Let me show you the frustration that these medical centres face because there is no mechanism currently available. The DWS classification is the first criterion that the state health department uses to decide whether an area is eligible as an area of need. Once identified as an area of need, resources, including GPs, can be diverted to the area. It is a circular argument. To be an area of need, you need to be in a DWS. Being a DWS means you will be an area of need. The framework needs a circuit-breaker.

The Evans Street Medical Clinic and Whittlesea Family Medical Centre are working at peak capacity. The doctors are seeing the number of patients that they can, pushing Medicare's ceiling on the number of patients a doctor can see in a day. The Evans Street Medical Clinic also provides medical services to three aged-care facilities in Sunbury, which also is impacting on doctor shortages. There are over 1.1 million medical services provided to members of the community in McEwen each year, and 82 per cent of those are bulk-billed. If we do not find a circuit-breaker to fix this and find a way to address doctor shortages, no matter where they are, medical centres will limit the hours of operation and the services they provide to the community. This will impact on preventive health and treatment of chronic diseases. This will put further pressure on hospital resources, which are already stretched and under threat because of the cuts from the Abbott-Turnbull government.

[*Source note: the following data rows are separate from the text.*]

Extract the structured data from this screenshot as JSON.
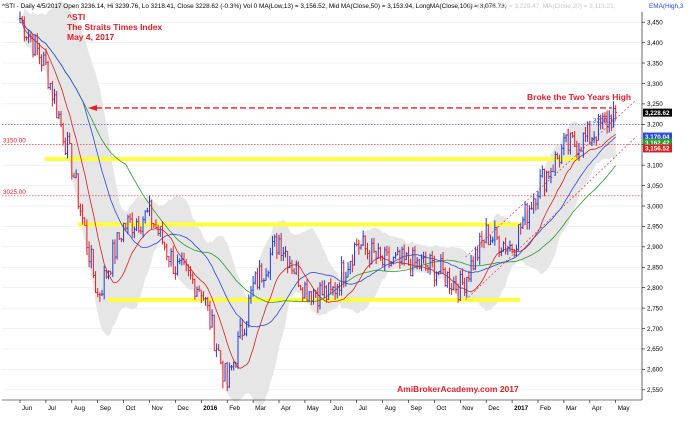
{
  "header": {
    "text": "^STI - Daily 4/5/2017 Open 3236.14, Hi 3239.76, Lo 3218.41, Close 3228.62 (-0.3%) Vol 0 MA(Low,13) = 3,156.52, Mid MA(Close,50) = 3,153.94, LongMA(Close,100) = 3,076.73,",
    "text_faded": "MA(Close,20) = 3,229.47, MA(Close,20) = 3,113.21,",
    "text_tail": "EMA(High,3"
  },
  "annotations": {
    "ticker": "^STI",
    "index_name": "The Straits Times Index",
    "date": "May 4, 2017",
    "broke_text": "Broke the Two Years High",
    "watermark": "AmiBrokerAcademy.com  2017"
  },
  "colors": {
    "up_bar": "#1f3fc8",
    "down_bar": "#e0202a",
    "ma_low13": "#d22020",
    "ma_mid50": "#2a4ad8",
    "ma_long100": "#2a9a2a",
    "band": "#c8c8c8",
    "support_line": "#ffff3c",
    "annotation_red": "#e0202a"
  },
  "chart_data": {
    "type": "line",
    "title": "^STI - Daily 4/5/2017",
    "ylim": [
      2525,
      3475
    ],
    "y_ticks": [
      2550,
      2600,
      2650,
      2700,
      2750,
      2800,
      2850,
      2900,
      2950,
      3000,
      3050,
      3100,
      3150,
      3200,
      3250,
      3300,
      3350,
      3400,
      3450
    ],
    "x_ticks": [
      "Jun",
      "Jul",
      "Aug",
      "Sep",
      "Oct",
      "Nov",
      "Dec",
      "2016",
      "Feb",
      "Mar",
      "Apr",
      "May",
      "Jun",
      "Jul",
      "Aug",
      "Sep",
      "Oct",
      "Nov",
      "Dec",
      "2017",
      "Feb",
      "Mar",
      "Apr",
      "May"
    ],
    "price_path": [
      {
        "x": "Jun",
        "y": 3460
      },
      {
        "x": "Jul",
        "y": 3340
      },
      {
        "x": "Aug",
        "y": 3100
      },
      {
        "x": "Sep",
        "y": 2780
      },
      {
        "x": "Oct",
        "y": 2950
      },
      {
        "x": "Nov",
        "y": 2980
      },
      {
        "x": "Dec",
        "y": 2850
      },
      {
        "x": "2016",
        "y": 2800
      },
      {
        "x": "Feb",
        "y": 2560
      },
      {
        "x": "Mar",
        "y": 2800
      },
      {
        "x": "Apr",
        "y": 2920
      },
      {
        "x": "May",
        "y": 2800
      },
      {
        "x": "Jun",
        "y": 2780
      },
      {
        "x": "Jul",
        "y": 2910
      },
      {
        "x": "Aug",
        "y": 2860
      },
      {
        "x": "Sep",
        "y": 2860
      },
      {
        "x": "Oct",
        "y": 2850
      },
      {
        "x": "Nov",
        "y": 2800
      },
      {
        "x": "Dec",
        "y": 2930
      },
      {
        "x": "2017",
        "y": 2900
      },
      {
        "x": "Feb",
        "y": 3050
      },
      {
        "x": "Mar",
        "y": 3140
      },
      {
        "x": "Apr",
        "y": 3170
      },
      {
        "x": "May",
        "y": 3228.62
      }
    ],
    "horizontal_lines": [
      {
        "label": "3150.00",
        "y": 3150,
        "color": "#e0202a",
        "style": "dotted"
      },
      {
        "label": "3025.00",
        "y": 3025,
        "color": "#e0202a",
        "style": "dotted"
      },
      {
        "label": "3200.00",
        "y": 3200,
        "color": "#2a4ad8",
        "style": "dotted"
      }
    ],
    "support_levels": [
      3115,
      2955,
      2770
    ],
    "right_labels": [
      {
        "value": "3,228.62",
        "y": 3228.62,
        "bg": "#000000",
        "fg": "#ffffff"
      },
      {
        "value": "3,170.04",
        "y": 3170.04,
        "bg": "#2a4ad8",
        "fg": "#ffffff"
      },
      {
        "value": "3,162.42",
        "y": 3155,
        "bg": "#2a9a2a",
        "fg": "#ffffff"
      },
      {
        "value": "3,156.52",
        "y": 3141,
        "bg": "#d22020",
        "fg": "#ffffff"
      }
    ]
  }
}
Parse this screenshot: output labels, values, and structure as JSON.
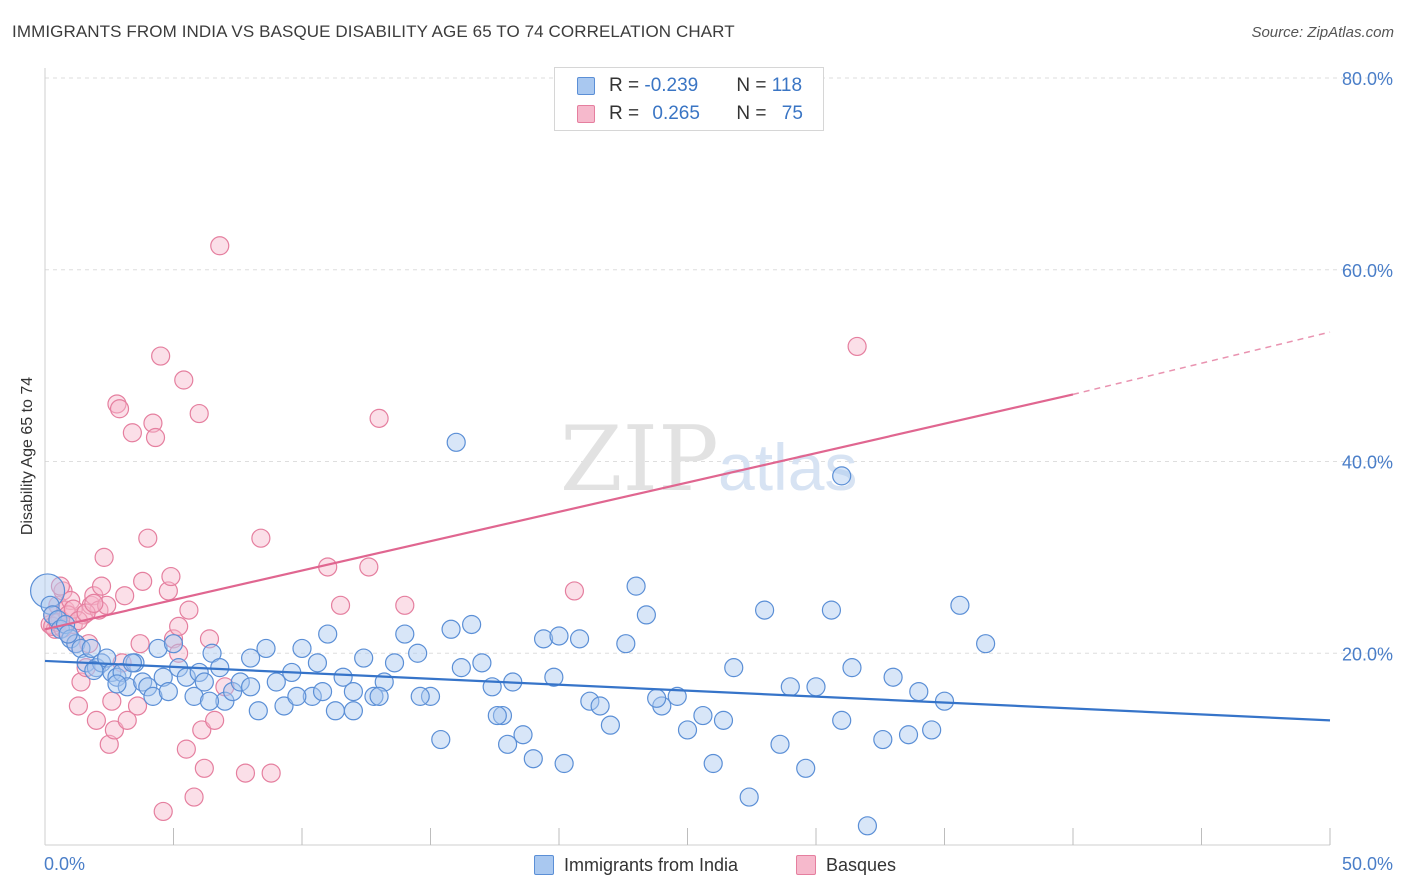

I call on the minister to address these problems urgently and assist small businesses throughout Seymour and Whittlesea in the seat of McEwen so they are able to go out and service the community properly and ensure that preventive measures are put in place so that people can see a doctor when they need to and at the time they need to. The problem we have now is that many of the corporate medical centres in the city are able to take up all the doctors, and the doctors are not moving to regional areas. They are not going to outer suburban areas, because it is easier to stay in the city where they can see a lot of patients and live close to home.

This problem needs to be addressed. It is not something that I am attacking the minister about, but I think the minister needs to get up and do something about this, because this problem is going to spread right across Victoria and across the nation in the few months to come.